Sa réalisatrice, Kaouther Ben Hania, a dédié ce prix aux travailleurs du Croissant-rouge palestinien. L'histoire de Hind Rajab est "l'histoire tragique de tout un peuple souffrant d'un génocide infligé par un gouvernement israélien criminel qui agit avec impunité", a-t-elle déclaré, très émue.
- Public bouleversé -
Ovationné pendant 23 minutes, ce long-métrage a bouleversé les festivaliers. Sa réalisatrice s'est appuyée sur les véritables enregistrements des appels au secours d'une fillette palestinienne de cinq ans qui avaient suscité une vive émotion au moment de leur révélation.
Hind Rajab a été retrouvée morte à l'intérieur d'une voiture criblée de balles dans la ville de Gaza, plusieurs jours après avoir passé des heures au téléphone, le 29 janvier 2024, avec le Croissant-Rouge palestinien. Le véhicule dans lequel elle voyageait avec six membres de sa famille avait été visé par des soldats israéliens.
Malgré une programmation faisant la part belle aux stars et grands noms du cinéma, la guerre dans la bande de Gaza s'est largement imposée au cours de cette Mostra.
La 82e édition s'est ouverte sur l'appel d'un collectif fondé par dix cinéastes italiens à condamner la guerre déclenchée après l'attaque sans précédent du Hamas en Israël le 7 octobre 2023.
Ont suivi un défilé inédit sur le Lido de plusieurs milliers de manifestants il y a une semaine et le soutien d'artistes portant pin's et pancartes sur le tapis rouge ou devant les journalistes.
- Servillo récompensé -
Le festival a également désigné meilleur réalisateur l'Américain Benny Safdie, qui a offert un rôle en or à Dwayne Johnson, alias The Rock, dans "The Smashing Machine", sur un combattant de MMA en proie à des addictions.
Souvent considérée comme une rampe de lancement pour les Oscars, la Mostra offre en effet une large place au cinéma hollywoodien et aux plateformes de streaming, contrairement à son concurrent cannois.
Mais c'est en définitive l'acteur italien Toni Servillo qui est reparti avec une récompense pour son rôle de président veuf en fin de mandat rattrapé par des dilemmes moraux dans "La Grazia".
Le film, qui traite en filigrane de l'euthanasie, signe une nouvelle collaboration avec Paolo Sorrentino qui, comme lui, a acquis une stature internationale avec "La Grande Bellezza", Oscar du meilleur film étranger en 2014.
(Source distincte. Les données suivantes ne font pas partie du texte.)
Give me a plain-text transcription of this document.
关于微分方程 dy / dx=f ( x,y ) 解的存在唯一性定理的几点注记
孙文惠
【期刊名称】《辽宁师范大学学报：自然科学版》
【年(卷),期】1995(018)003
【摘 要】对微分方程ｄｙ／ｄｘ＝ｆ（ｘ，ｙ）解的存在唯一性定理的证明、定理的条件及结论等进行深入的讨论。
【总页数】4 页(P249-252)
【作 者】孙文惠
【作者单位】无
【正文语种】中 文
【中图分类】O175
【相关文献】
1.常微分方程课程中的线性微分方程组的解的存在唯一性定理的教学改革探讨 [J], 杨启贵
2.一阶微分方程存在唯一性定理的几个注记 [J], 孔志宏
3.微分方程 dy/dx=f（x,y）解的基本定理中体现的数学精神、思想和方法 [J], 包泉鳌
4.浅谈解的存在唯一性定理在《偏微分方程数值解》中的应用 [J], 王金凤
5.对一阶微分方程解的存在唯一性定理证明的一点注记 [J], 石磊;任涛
La Chinoise Xin Zhilei, au sommet de son art dans "The sun rises on us all" de Cai Shangjun, a reçu la coupe Volpi de la meilleure actrice pour sa performance de femme tourmentée lorsque reparaît un ancien amant.
La cérémonie s'est achevée sur un message de l'archevêque Pierbattista Pizzaballa, patriarche de Jérusalem, qui a appelé en visio à cesser "cette guerre au plus vite". "Nous le savons, cela n'a plus de sens de continuer. Il est temps d'arrêter cette dérive."
Le festival referme ses portes avec la superproduction française "Chien 51", un thriller dans un Paris futuriste et anxiogène, avec Adèle Exarchopoulos.